Unfall in Bonn-Beuel Freispruch für Künstlerin nach Tod von Zehnjährigem

BONN · Ein Zehnjähriger wurde im vergangenen Frühjahr auf dem Gelände der Beueler Tapetenfabrik von einer Marmorstele erschlagen. Nun hat das Bonner Amtsgericht im Urteilsspruch entschieden: Die Bildhauerin trifft keine Schuld an dem Tod des Jungen.

 Hinter diesem Bauzaun am Siebenmorgenweg stehen Granit- und Marmorplatten. Eine von ihnen war auf das Kind gestürzt.

Hinter diesem Bauzaun am Siebenmorgenweg stehen Granit- und Marmorplatten.
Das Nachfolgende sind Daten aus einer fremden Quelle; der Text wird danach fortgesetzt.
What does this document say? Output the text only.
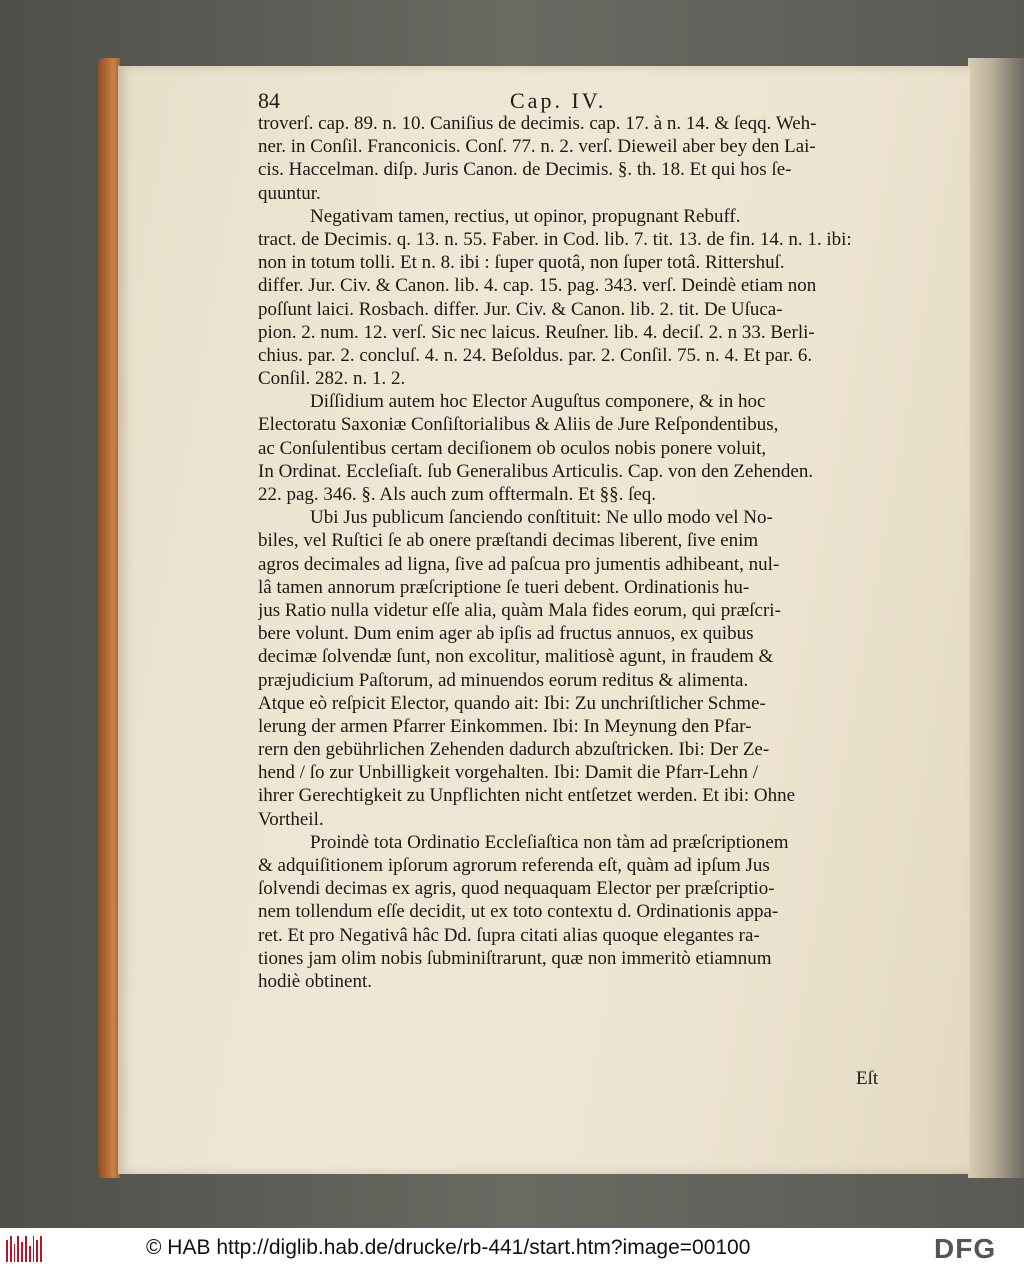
84	Cap. IV.
troverſ. cap. 89. n. 10. Caniſius de decimis. cap. 17. à n. 14. & ſeqq. Weh-
ner. in Conſil. Franconicis. Conſ. 77. n. 2. verſ. Dieweil aber bey den Lai-
cis. Haccelman. diſp. Juris Canon. de Decimis. §. th. 18. Et qui hos ſe-
quuntur.
Negativam tamen, rectius, ut opinor, propugnant Rebuff.
tract. de Decimis. q. 13. n. 55. Faber. in Cod. lib. 7. tit. 13. de fin. 14. n. 1. ibi:
non in totum tolli. Et n. 8. ibi : ſuper quotâ, non ſuper totâ. Rittershuſ.
differ. Jur. Civ. & Canon. lib. 4. cap. 15. pag. 343. verſ. Deindè etiam non
poſſunt laici. Rosbach. differ. Jur. Civ. & Canon. lib. 2. tit. De Uſuca-
pion. 2. num. 12. verſ. Sic nec laicus. Reuſner. lib. 4. deciſ. 2. n 33. Berli-
chius. par. 2. concluſ. 4. n. 24. Beſoldus. par. 2. Conſil. 75. n. 4. Et par. 6.
Conſil. 282. n. 1. 2.
Diſſidium autem hoc Elector Auguſtus componere, & in hoc
Electoratu Saxoniæ Conſiſtorialibus & Aliis de Jure Reſpondentibus,
ac Conſulentibus certam deciſionem ob oculos nobis ponere voluit,
In Ordinat. Eccleſiaſt. ſub Generalibus Articulis. Cap. von den Zehenden.
22. pag. 346. §. Als auch zum offtermaln. Et §§. ſeq.
Ubi Jus publicum ſanciendo conſtituit: Ne ullo modo vel No-
biles, vel Ruſtici ſe ab onere præſtandi decimas liberent, ſive enim
agros decimales ad ligna, ſive ad paſcua pro jumentis adhibeant, nul-
lâ tamen annorum præſcriptione ſe tueri debent. Ordinationis hu-
jus Ratio nulla videtur eſſe alia, quàm Mala fides eorum, qui præſcri-
bere volunt. Dum enim ager ab ipſis ad fructus annuos, ex quibus
decimæ ſolvendæ ſunt, non excolitur, malitiosè agunt, in fraudem &
præjudicium Paſtorum, ad minuendos eorum reditus & alimenta.
Atque eò reſpicit Elector, quando ait: Ibi: Zu unchriſtlicher Schme-
lerung der armen Pfarrer Einkommen. Ibi: In Meynung den Pfar-
rern den gebührlichen Zehenden dadurch abzuſtricken. Ibi: Der Ze-
hend / ſo zur Unbilligkeit vorgehalten. Ibi: Damit die Pfarr-Lehn /
ihrer Gerechtigkeit zu Unpflichten nicht entſetzet werden. Et ibi: Ohne
Vortheil.
Proindè tota Ordinatio Eccleſiaſtica non tàm ad præſcriptionem
& adquiſitionem ipſorum agrorum referenda eſt, quàm ad ipſum Jus
ſolvendi decimas ex agris, quod nequaquam Elector per præſcriptio-
nem tollendum eſſe decidit, ut ex toto contextu d. Ordinationis appa-
ret. Et pro Negativâ hâc Dd. ſupra citati alias quoque elegantes ra-
tiones jam olim nobis ſubminiſtrarunt, quæ non immeritò etiamnum
hodiè obtinent.
Eſt
© HAB http://diglib.hab.de/drucke/rb-441/start.htm?image=00100	DFG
Eine von ihnen war auf das Kind gestürzt.

Foto: Alf Kaufmann

„Die Gefahr ist von niemandem gesehen worden.“ Mit diesen Worten begründete Richterin Kerstin Ritter-Heuser den Freispruch im Fall eines zehnjährigen Jungen, der im Frühjahr vergangenen Jahres auf dem Gelände der Beueler Tapetenfabrik zu Tode kam. Der Schüler wollte an einem Märznachmittag einen Workshop des Vereins Abenteuer Lernen besuchen. Um dorthin zu gelangen, muss man vom Eingang der Tapetenfabrik einen Hof überqueren, an diesen grenzt auch eine Freifläche, die die Beueler Künstlerin Petra Siering zum Aufstellen ihrer teils großvolumigen Kunstwerke nutzt. Der Vater des Verunglückten hatte seinen Sohn und einen Freund mit dem Wagen zur Tapetenfabrik gefahren; die letzten Meter liefen die Jungs zu Fuß. Dort sahen sie mehrere Marmorstelen, und das Opfer rüttelte an einer von ihnen, während es seinen Fuß gegen den unteren Bereich des Kunstwerks stemmte. Die mindestens 500 Kilo schwere Stele kam ins Kippen und begrub den Schüler unter sich – trotz der schnellen Hilfe des Vaters und weiterer Personen, die der Freund zügig herbeirief, konnte im Krankenhaus nur noch der Tod des Jungen festgestellt werden.

Die Säule gehört zu der Skulptur „Innerhalb/Außerhalb“, die noch bis kurz vor dem Unfall im Rheinischen Landesmuseum zu sehen gewesen war. Nach Ausstellungsende war das Kunstwerk zum Atelier zurückgebracht worden; die auf den Rollstuhl angewiesene Künstlerin hatte es dann mit einem Flaschenzug und der Unterstützung eines Freundes an derselben Stelle platziert, an der es seit seiner Entstehung gestanden hatte. Weil der Verdacht bestand, dass das Werk dort nicht standsicher genug gewesen sei, hatte die Bonner Staatsanwaltschaft Anklage wegen fahrlässiger Tötung durch Unterlassung erhoben.

Siering richtete ihr Atelier 1994 in der Tapetenfabrik ein. Ihre Nachbarn wechselten im Laufe der Zeit, schließlich zog der Verein Abenteuer Lernen mit seinem Bildungsangebot für Kinder in die Werkstätten am Ende des Geländes ein. Nicht zuletzt, weil Siering befürchtete, dass durch unbeaufsichtigt spielende Kinder auch Schäden an ihren Werken entstehen könnten, entwickelte sich ein dauerhafter Dialog zwischen Künstlerin und Verein. Der Tenor: Die Kinder sollten stets darauf aufmerksam gemacht werden, dass sie sich von den Arbeiten fernhalten müssten. Dies geschah auch, wie mehrere Zeugen aussagten. Allerdings mit Blick auf den Schutz der Kunstwerke. Dass diese ihrerseits eine Gefahr für die jungen Besucher darstellen könnten, kam weder der Künstlerin noch dem Team von Abenteuer Lernen in den Sinn.

„Die Steine hätten niemals so aufgestellt werden dürfen“, äußerte sich ein sachverständiger Bauingenieur, der die Statik der Skulptur nachgerechnet hatte und zu dem Ergebnis gekommen war, dass diese nicht standfest sei. Auch er hätte sich aber zuvor nicht vorstellen können, dass eine konkrete Gefahr bestanden hätte. Auch die Staatsanwältin hegte schließlich starke Zweifel daran, dass die Angeklagte die tragische Konsequenz hätte vorhersehen können und plädierte genau wie die Verteidigung auf Freispruch. Die Vertreterin der Eltern des Opfers, die als Nebenkläger auftraten, hatte eine Geldstrafe im Ermessen des Gerichts gefordert.